Glynn Clements glynn at gclements.plus.com
Sun May 22 15:56:15 EDT 2011


Anne Ghisla wrote:

> Sören and me have discussed today about creating a comprehensive test
> suite for GRASS. We wrote down the draft [0] and I plan to work on the
> implementation as soon as possible.
> 
> I hope it is of interest of the developers team, and of course more
> opinions are welcome, as well as coding hands.

A couple of comments (I thought about using the Wiki "talk" page but I
wasn't sure if anyone would read it):

> We plan to run unittests and integration tests for both libraries
> and modules. The test suite will be run after compilation, with a
> command like:
>
>  $ make tests [ proj [ libs | modules | all ] ]

I'd suggest adding a "test" target to the various *.make files, so you
can do e.g.:

	make -C display test
	make -C display/d.rast test

etc.

> Tests are in each module's folder (written in Python)

Python might be overkill for module tests.
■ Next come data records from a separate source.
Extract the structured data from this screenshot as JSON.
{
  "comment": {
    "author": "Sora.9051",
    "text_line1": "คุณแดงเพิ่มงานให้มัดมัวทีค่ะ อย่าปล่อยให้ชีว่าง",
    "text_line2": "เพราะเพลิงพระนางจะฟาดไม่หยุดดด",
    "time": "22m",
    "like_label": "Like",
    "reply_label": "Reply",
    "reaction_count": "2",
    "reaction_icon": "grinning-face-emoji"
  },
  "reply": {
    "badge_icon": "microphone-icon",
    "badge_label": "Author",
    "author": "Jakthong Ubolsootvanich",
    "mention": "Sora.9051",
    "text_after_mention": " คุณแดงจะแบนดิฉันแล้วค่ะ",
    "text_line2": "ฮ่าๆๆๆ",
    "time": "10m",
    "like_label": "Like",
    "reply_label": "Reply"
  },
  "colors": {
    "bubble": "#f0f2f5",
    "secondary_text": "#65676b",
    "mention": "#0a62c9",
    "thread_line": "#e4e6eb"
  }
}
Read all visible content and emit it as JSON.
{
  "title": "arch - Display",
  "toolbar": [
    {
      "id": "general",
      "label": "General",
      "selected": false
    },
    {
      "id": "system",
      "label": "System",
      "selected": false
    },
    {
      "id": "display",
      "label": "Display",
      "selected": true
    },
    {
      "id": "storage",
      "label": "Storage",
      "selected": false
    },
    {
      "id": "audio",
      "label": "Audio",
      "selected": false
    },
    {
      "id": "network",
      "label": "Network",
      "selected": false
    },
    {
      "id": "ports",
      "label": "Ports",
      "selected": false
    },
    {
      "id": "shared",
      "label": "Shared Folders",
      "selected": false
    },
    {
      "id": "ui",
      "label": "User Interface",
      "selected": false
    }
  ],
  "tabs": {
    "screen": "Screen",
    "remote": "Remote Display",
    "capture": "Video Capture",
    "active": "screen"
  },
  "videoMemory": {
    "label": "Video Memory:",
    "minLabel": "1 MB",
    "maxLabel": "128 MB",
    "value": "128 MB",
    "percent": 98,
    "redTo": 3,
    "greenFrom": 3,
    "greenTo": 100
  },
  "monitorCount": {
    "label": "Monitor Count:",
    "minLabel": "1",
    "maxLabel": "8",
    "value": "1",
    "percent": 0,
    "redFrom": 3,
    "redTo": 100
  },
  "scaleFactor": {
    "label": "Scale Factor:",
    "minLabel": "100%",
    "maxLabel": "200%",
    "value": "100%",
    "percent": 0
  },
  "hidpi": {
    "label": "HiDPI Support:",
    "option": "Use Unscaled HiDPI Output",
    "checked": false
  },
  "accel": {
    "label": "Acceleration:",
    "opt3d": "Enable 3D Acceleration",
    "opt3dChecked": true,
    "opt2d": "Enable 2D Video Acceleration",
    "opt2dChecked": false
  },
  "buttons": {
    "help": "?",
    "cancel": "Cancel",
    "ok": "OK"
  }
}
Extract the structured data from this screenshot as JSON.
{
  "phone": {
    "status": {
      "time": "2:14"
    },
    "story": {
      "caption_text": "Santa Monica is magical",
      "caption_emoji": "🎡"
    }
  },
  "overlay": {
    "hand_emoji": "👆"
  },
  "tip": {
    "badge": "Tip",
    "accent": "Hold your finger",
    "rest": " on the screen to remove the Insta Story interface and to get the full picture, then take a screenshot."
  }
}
The build system absolutely
requires a Bourne shell (for make), so portability isn't an issue.

The per-module test script shouldn't need to analyse the output; it
can just be a sequence of commands which generate textual output (e.g. 
a test script for a raster module might use r.out.ascii to generate
this; a test script for a display module would output to a PPM file
which can just be "cat"d). The analysis would consist of the output
being compared against a reference file.

E.g. Module.make might have:

	$(PGM).out: $(BIN)/$(PGM)$(EXE) $(PGM).test
		$(call run_grass,$(SHELL) $(PGM).test > $(PGM).out)
	
	test: $(PGM).out $(PGM).ok
		diff -u $(PGM).out $(PGM).ok || echo "$(PGM) test failed"

Each directory would have a <module>.test script and a <module>.ok
reference file.

This would make it relatively straightfoward to add test cases without
needing to know Python or the test framework. Just add commands to the
test script, "make test", and rename <module>.out to <module>.ok.

More complex features (e.g. multiple test scripts) are possible. The
general idea remains the same: make the test "system" deal with as
much as possible so that adding new tests is easy.